Spanish Archbishop Miguel Ángel Ayuso Guixot, who was ordained into the episcopacy by Pope Francis on March 19, and who serves as the number two official at the Pontifical Council for Interreligious Dialogue, is a board member at the center.

Austria and Spain also have put their weight behind it, with the idea of making sure that the center doesn’t become another vehicle for extending radical Islamic influence in Europe. Cardinal Christoph Schönborn of Vienna likewise has lent his support, adding to the perception of high-level Catholic involvement.

The training session on social media is the first of five such events planned by the center, and it brings together young people from Lebanon, Palestine and Syria, as well as Jordan. Subsequent events are planned over the course of the year in Cairo, Egypt; Erbil, Iraq; Tunis, Tunisia; and Dubai in the United Arab Emirates.

As is well known, social media was one of the driving forces behind the so-called “Arab Spring,” beginning in Egypt and radiating out from there across the Middle East. The movement has had decidedly mixed results, but it did prove that social media can be a force for change in the region when it’s used with imagination and energy.

“In the Middle East, eight out of ten people use social media every day,” said Fahad Abualnasr, who’s the director of the dialogue center.

“Social media shapes opinions and mindsets across the Middle East,” Abualnasr said. “Extremists use social media to promote stereotypes and misperceptions. Through this training, we want to use the same channels to promote coexistence, and to encourage dialogue.”

Given that youth across the Middle East have already demonstrated an appetite to use new technologies to drive social change, Abualnasr said the idea behind the initiative is to harness that energy to build inter-religious understanding from the bottom up rather than the top down.

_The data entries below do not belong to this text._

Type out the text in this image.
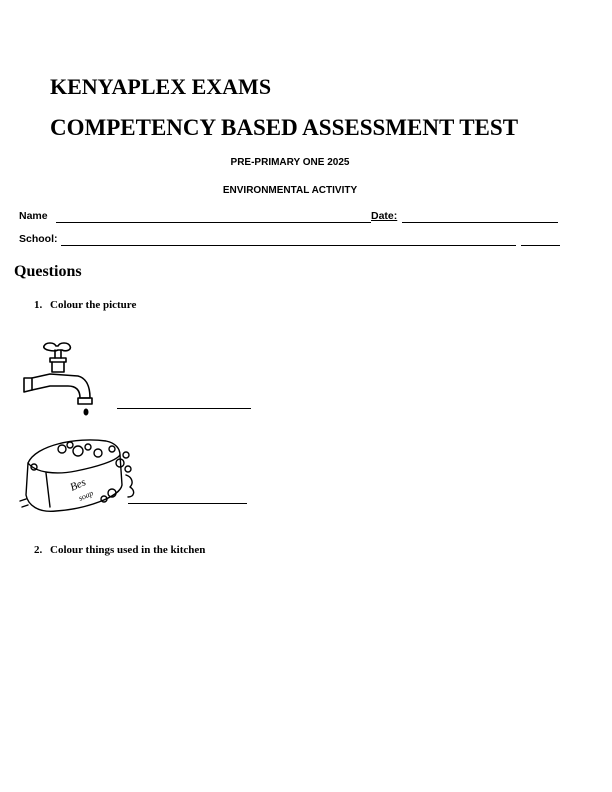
KENYAPLEX EXAMS
COMPETENCY BASED ASSESSMENT TEST
PRE-PRIMARY ONE 2025
ENVIRONMENTAL ACTIVITY
Name	Date:
School:
Questions
1. Colour the picture
Bes
soap
2. Colour things used in the kitchen
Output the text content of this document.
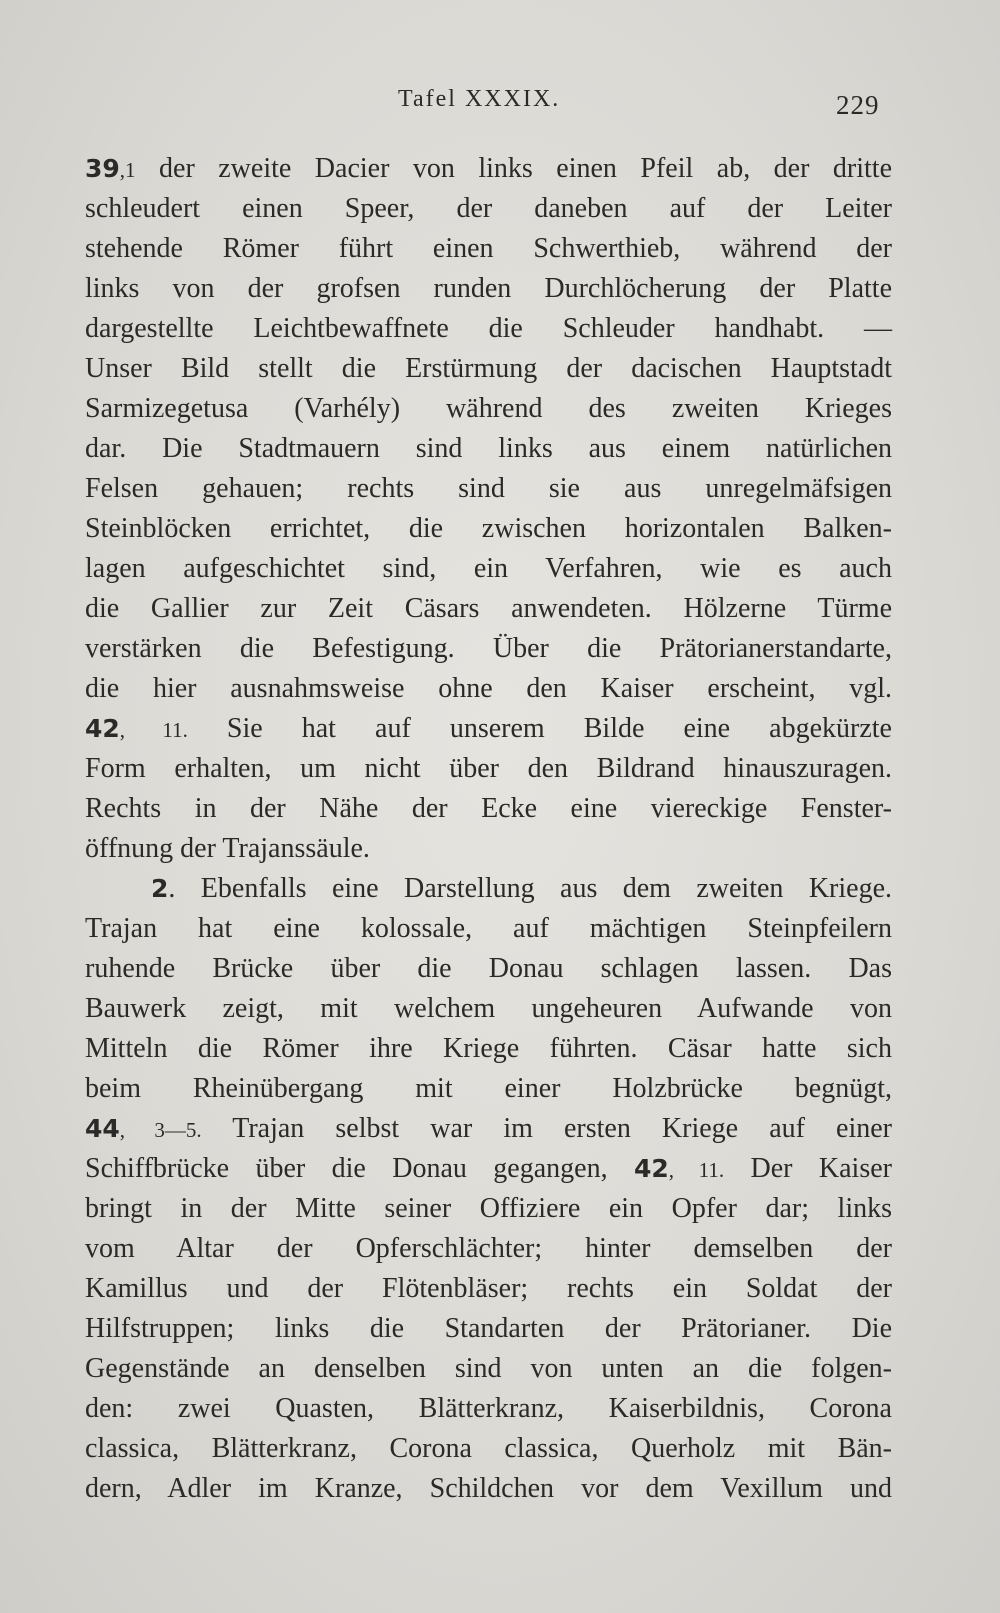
Tafel XXXIX.	229
39,1 der zweite Dacier von links einen Pfeil ab, der dritte
schleudert einen Speer, der daneben auf der Leiter
stehende Römer führt einen Schwerthieb, während der
links von der grofsen runden Durchlöcherung der Platte
dargestellte Leichtbewaffnete die Schleuder handhabt. —
Unser Bild stellt die Erstürmung der dacischen Hauptstadt
Sarmizegetusa (Varhély) während des zweiten Krieges
dar. Die Stadtmauern sind links aus einem natürlichen
Felsen gehauen; rechts sind sie aus unregelmäfsigen
Steinblöcken errichtet, die zwischen horizontalen Balken-
lagen aufgeschichtet sind, ein Verfahren, wie es auch
die Gallier zur Zeit Cäsars anwendeten. Hölzerne Türme
verstärken die Befestigung. Über die Prätorianerstandarte,
die hier ausnahmsweise ohne den Kaiser erscheint, vgl.
42, 11. Sie hat auf unserem Bilde eine abgekürzte
Form erhalten, um nicht über den Bildrand hinauszuragen.
Rechts in der Nähe der Ecke eine viereckige Fenster-
öffnung der Trajanssäule.
2. Ebenfalls eine Darstellung aus dem zweiten Kriege.
Trajan hat eine kolossale, auf mächtigen Steinpfeilern
ruhende Brücke über die Donau schlagen lassen. Das
Bauwerk zeigt, mit welchem ungeheuren Aufwande von
Mitteln die Römer ihre Kriege führten. Cäsar hatte sich
beim Rheinübergang mit einer Holzbrücke begnügt,
44, 3—5. Trajan selbst war im ersten Kriege auf einer
Schiffbrücke über die Donau gegangen, 42, 11. Der Kaiser
bringt in der Mitte seiner Offiziere ein Opfer dar; links
vom Altar der Opferschlächter; hinter demselben der
Kamillus und der Flötenbläser; rechts ein Soldat der
Hilfstruppen; links die Standarten der Prätorianer. Die
Gegenstände an denselben sind von unten an die folgen-
den: zwei Quasten, Blätterkranz, Kaiserbildnis, Corona
classica, Blätterkranz, Corona classica, Querholz mit Bän-
dern, Adler im Kranze, Schildchen vor dem Vexillum und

“In our experience, young people do not want to be spoken down to or preached to, by teachers or authority figures,” he said.

“This is why we are reaching out to young men and women from the region, who are already active on social media, and who already have an interest in promoting peace and coexistence. We want to give these young people the tools to reach out to their peers, to encourage honest discussions about coexistence and social cohesion,” he said.

Granted, there are legitimate motives for skepticism.

For one thing, aside from the generally dubious record of Saudi Arabia on human rights, it’s well known that jihadist ideology permeates Saudi society as well as important elements of the ruling regime. Certainly Americans will never forget that 15 of the 19 hijackers involved in 9/11 were Saudis, and Saudis also have a track record of using innocent-sounding humanitarian projects to extend Islamist objectives.

For another, it’s not entirely clear that social media is exactly the right arena to promote “respectful dialogue.” Anyone who’s ever been involved in an exchange on Twitter, for example, knows that it’s often a platform for zingers and put-downs rather than anything resembling civil discourse.

That said, it’s disingenuous to insist that moderate Muslims step up to resist the lure of extremism, and then scoff whenever they do.

If the meeting underway in Amman entices even a handful of young people in the Middle East to step up efforts to foster understanding rather than conflict, and gives them some new tools to do so, then it’s a positive development.

According to organizers, promising trainees will be encouraged to become trainers themselves, in order to have a broader impact across their communities.

If there’s one thing we know about social media, it’s this: It’s beyond anyone’s control. Turning Middle Eastern youth loose in that environment to promote understanding and religious freedom could, just maybe, have unimaginable consequences.